A wrapper around SageMaker ML Lineage Tracking extending ML Lineage to end-to-end ML lifecycles, including additional capabilities around Feature Store groups, queries, and other relevant artifacts.

Overview

ML Lineage Helper

This library is a wrapper around the SageMaker SDK to support ease of lineage tracking across the ML lifecycle.
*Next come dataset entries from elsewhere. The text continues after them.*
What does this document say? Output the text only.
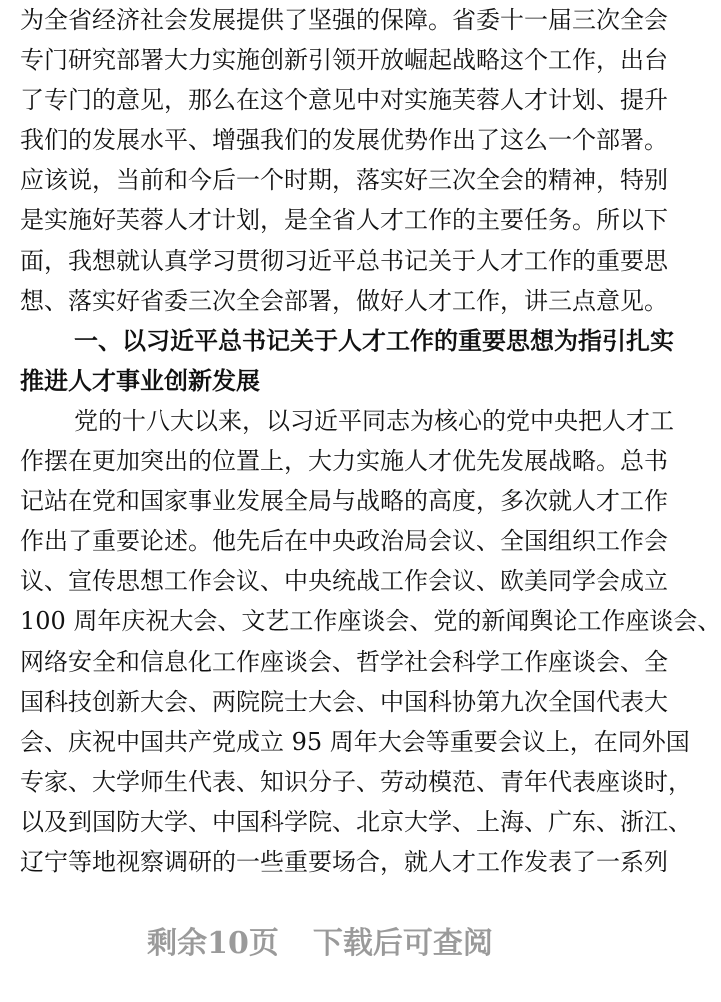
为全省经济社会发展提供了坚强的保障。省委十一届三次全会
专门研究部署大力实施创新引领开放崛起战略这个工作，出台
了专门的意见，那么在这个意见中对实施芙蓉人才计划、提升
我们的发展水平、增强我们的发展优势作出了这么一个部署。
应该说，当前和今后一个时期，落实好三次全会的精神，特别
是实施好芙蓉人才计划，是全省人才工作的主要任务。所以下
面，我想就认真学习贯彻习近平总书记关于人才工作的重要思
想、落实好省委三次全会部署，做好人才工作，讲三点意见。
一、以习近平总书记关于人才工作的重要思想为指引扎实
推进人才事业创新发展
党的十八大以来，以习近平同志为核心的党中央把人才工
作摆在更加突出的位置上，大力实施人才优先发展战略。总书
记站在党和国家事业发展全局与战略的高度，多次就人才工作
作出了重要论述。他先后在中央政治局会议、全国组织工作会
议、宣传思想工作会议、中央统战工作会议、欧美同学会成立
100 周年庆祝大会、文艺工作座谈会、党的新闻舆论工作座谈会、
网络安全和信息化工作座谈会、哲学社会科学工作座谈会、全
国科技创新大会、两院院士大会、中国科协第九次全国代表大
会、庆祝中国共产党成立 95 周年大会等重要会议上，在同外国
专家、大学师生代表、知识分子、劳动模范、青年代表座谈时，
以及到国防大学、中国科学院、北京大学、上海、广东、浙江、
辽宁等地视察调研的一些重要场合，就人才工作发表了一系列
剩余10页 下载后可查阅
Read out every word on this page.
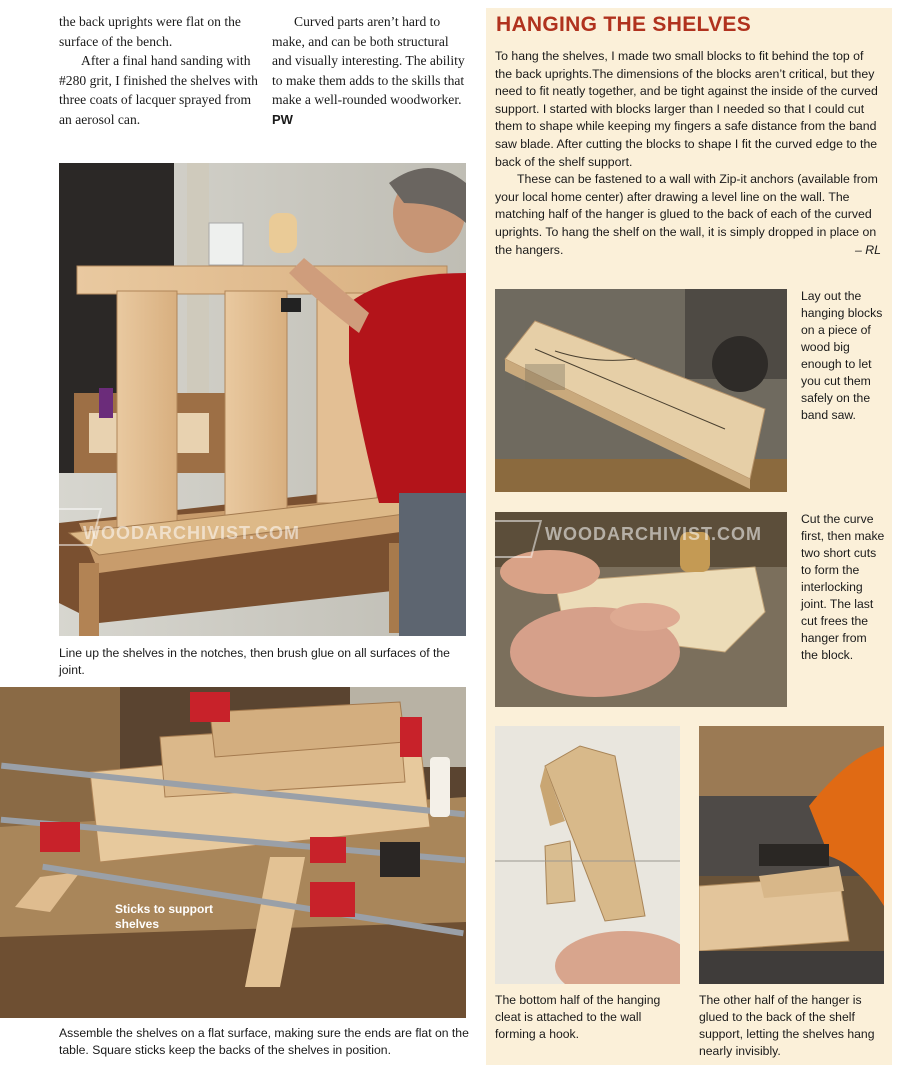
the back uprights were flat on the surface of the bench.

After a final hand sanding with #280 grit, I finished the shelves with three coats of lacquer sprayed from an aerosol can.

Curved parts aren’t hard to make, and can be both structural and visually interesting. The ability to make them adds to the skills that make a well-rounded woodworker. PW

WOODARCHIVIST.COM
Line up the shelves in the notches, then brush glue on all surfaces of the joint.
Sticks to support shelves
Assemble the shelves on a flat surface, making sure the ends are flat on the table. Square sticks keep the backs of the shelves in position.
HANGING THE SHELVES

To hang the shelves, I made two small blocks to fit behind the top of the back uprights.The dimensions of the blocks aren’t critical, but they need to fit neatly together, and be tight against the inside of the curved support. I started with blocks larger than I needed so that I could cut them to shape while keeping my fingers a safe distance from the band saw blade. After cutting the blocks to shape I fit the curved edge to the back of the shelf support.

These can be fastened to a wall with Zip-it anchors (available from your local home center) after drawing a level line on the wall. The matching half of the hanger is glued to the back of each of the curved uprights. To hang the shelf on the wall, it is simply dropped in place on the hangers.	– RL

Lay out the hanging blocks on a piece of wood big enough to let you cut them safely on the band saw.
WOODARCHIVIST.COM
Cut the curve first, then make two short cuts to form the interlocking joint. The last cut frees the hanger from the block.
The bottom half of the hanging cleat is attached to the wall forming a hook.
The other half of the hanger is glued to the back of the shelf support, letting the shelves hang nearly invisibly.
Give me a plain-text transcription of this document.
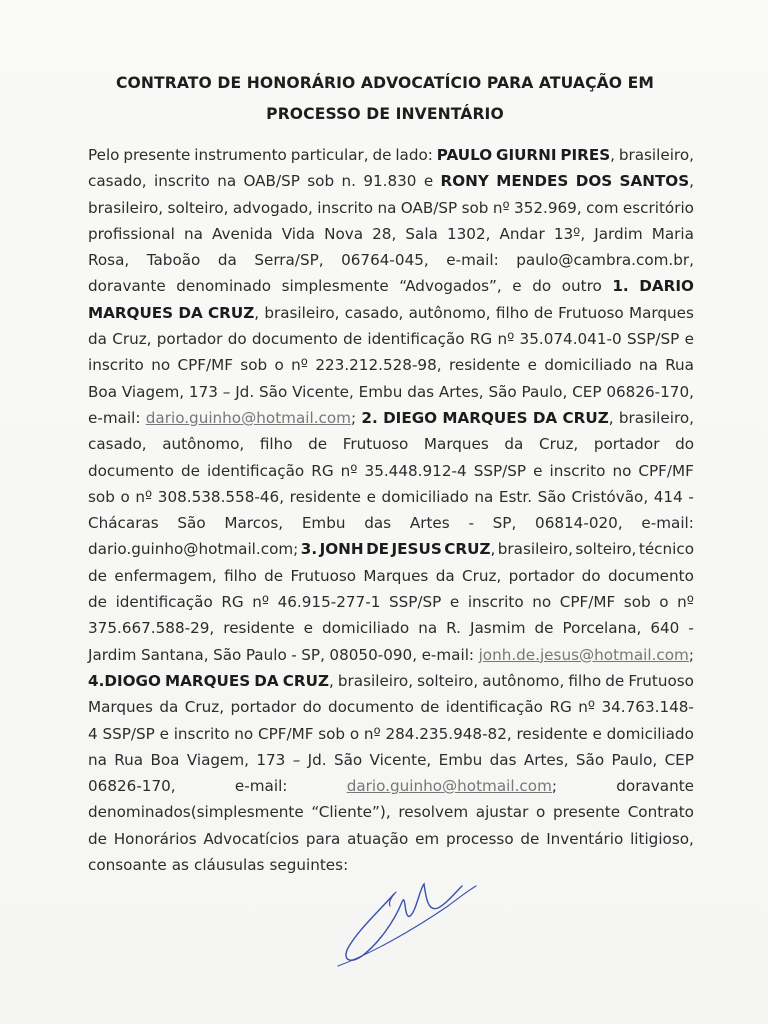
CONTRATO DE HONORÁRIO ADVOCATÍCIO PARA ATUAÇÃO EM
PROCESSO DE INVENTÁRIO
Pelo presente instrumento particular, de lado: PAULO GIURNI PIRES, brasileiro,
casado, inscrito na OAB/SP sob n. 91.830 e RONY MENDES DOS SANTOS,
brasileiro, solteiro, advogado, inscrito na OAB/SP sob nº 352.969, com escritório
profissional na Avenida Vida Nova 28, Sala 1302, Andar 13º, Jardim Maria
Rosa, Taboão da Serra/SP, 06764-045, e-mail: paulo@cambra.com.br,
doravante denominado simplesmente “Advogados”, e do outro 1. DARIO
MARQUES DA CRUZ, brasileiro, casado, autônomo, filho de Frutuoso Marques
da Cruz, portador do documento de identificação RG nº 35.074.041-0 SSP/SP e
inscrito no CPF/MF sob o nº 223.212.528-98, residente e domiciliado na Rua
Boa Viagem, 173 – Jd. São Vicente, Embu das Artes, São Paulo, CEP 06826-170,
e-mail: dario.guinho@hotmail.com; 2. DIEGO MARQUES DA CRUZ, brasileiro,
casado, autônomo, filho de Frutuoso Marques da Cruz, portador do
documento de identificação RG nº 35.448.912-4 SSP/SP e inscrito no CPF/MF
sob o nº 308.538.558-46, residente e domiciliado na Estr. São Cristóvão, 414 -
Chácaras São Marcos, Embu das Artes - SP, 06814-020, e-mail:
dario.guinho@hotmail.com; 3. JONH DE JESUS CRUZ, brasileiro, solteiro, técnico
de enfermagem, filho de Frutuoso Marques da Cruz, portador do documento
de identificação RG nº 46.915-277-1 SSP/SP e inscrito no CPF/MF sob o nº
375.667.588-29, residente e domiciliado na R. Jasmim de Porcelana, 640 -
Jardim Santana, São Paulo - SP, 08050-090, e-mail: jonh.de.jesus@hotmail.com;
4.DIOGO MARQUES DA CRUZ, brasileiro, solteiro, autônomo, filho de Frutuoso
Marques da Cruz, portador do documento de identificação RG nº 34.763.148-
4 SSP/SP e inscrito no CPF/MF sob o nº 284.235.948-82, residente e domiciliado
na Rua Boa Viagem, 173 – Jd. São Vicente, Embu das Artes, São Paulo, CEP
06826-170,	e-mail:	dario.guinho@hotmail.com;	doravante
denominados(simplesmente “Cliente”), resolvem ajustar o presente Contrato
de Honorários Advocatícios para atuação em processo de Inventário litigioso,
consoante as cláusulas seguintes:
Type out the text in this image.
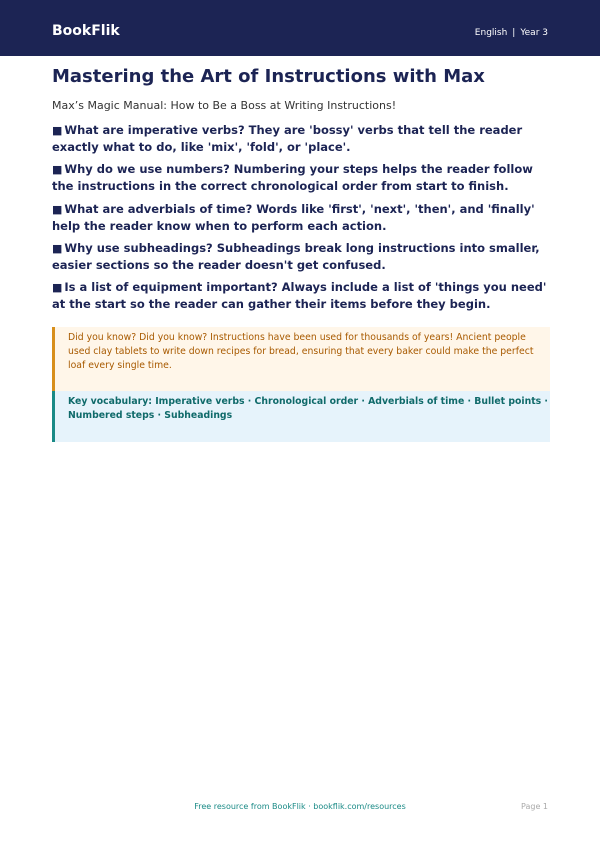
BookFlik	English | Year 3
Mastering the Art of Instructions with Max
Max’s Magic Manual: How to Be a Boss at Writing Instructions!
■ What are imperative verbs? They are 'bossy' verbs that tell the reader exactly what to do, like 'mix', 'fold', or 'place'.
■ Why do we use numbers? Numbering your steps helps the reader follow the instructions in the correct chronological order from start to finish.
■ What are adverbials of time? Words like 'first', 'next', 'then', and 'finally' help the reader know when to perform each action.
■ Why use subheadings? Subheadings break long instructions into smaller, easier sections so the reader doesn't get confused.
■ Is a list of equipment important? Always include a list of 'things you need' at the start so the reader can gather their items before they begin.
Did you know? Did you know? Instructions have been used for thousands of years! Ancient people used clay tablets to write down recipes for bread, ensuring that every baker could make the perfect loaf every single time.
Key vocabulary: Imperative verbs · Chronological order · Adverbials of time · Bullet points · Numbered steps · Subheadings
Free resource from BookFlik · bookflik.com/resources	Page 1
Lineage artifacts include data, code, feature groups, features in a feature group, feature group queries, training jobs, and models.

Install

pip install git+https://github.com/aws-samples/ml-lineage-helper

Usage

Import ml_lineage_helper.

from ml_lineage_helper import *
from ml_lineage_helper.query_lineage import QueryLineage

Creating and Displaying ML Lineage

Lineage tracking can tie together a SageMaker Processing job, the raw data being processed, the processing code, the query you used against the Feature Store to fetch your training and test sets, the training and test data in S3, and the training code into a lineage represented as a DAG.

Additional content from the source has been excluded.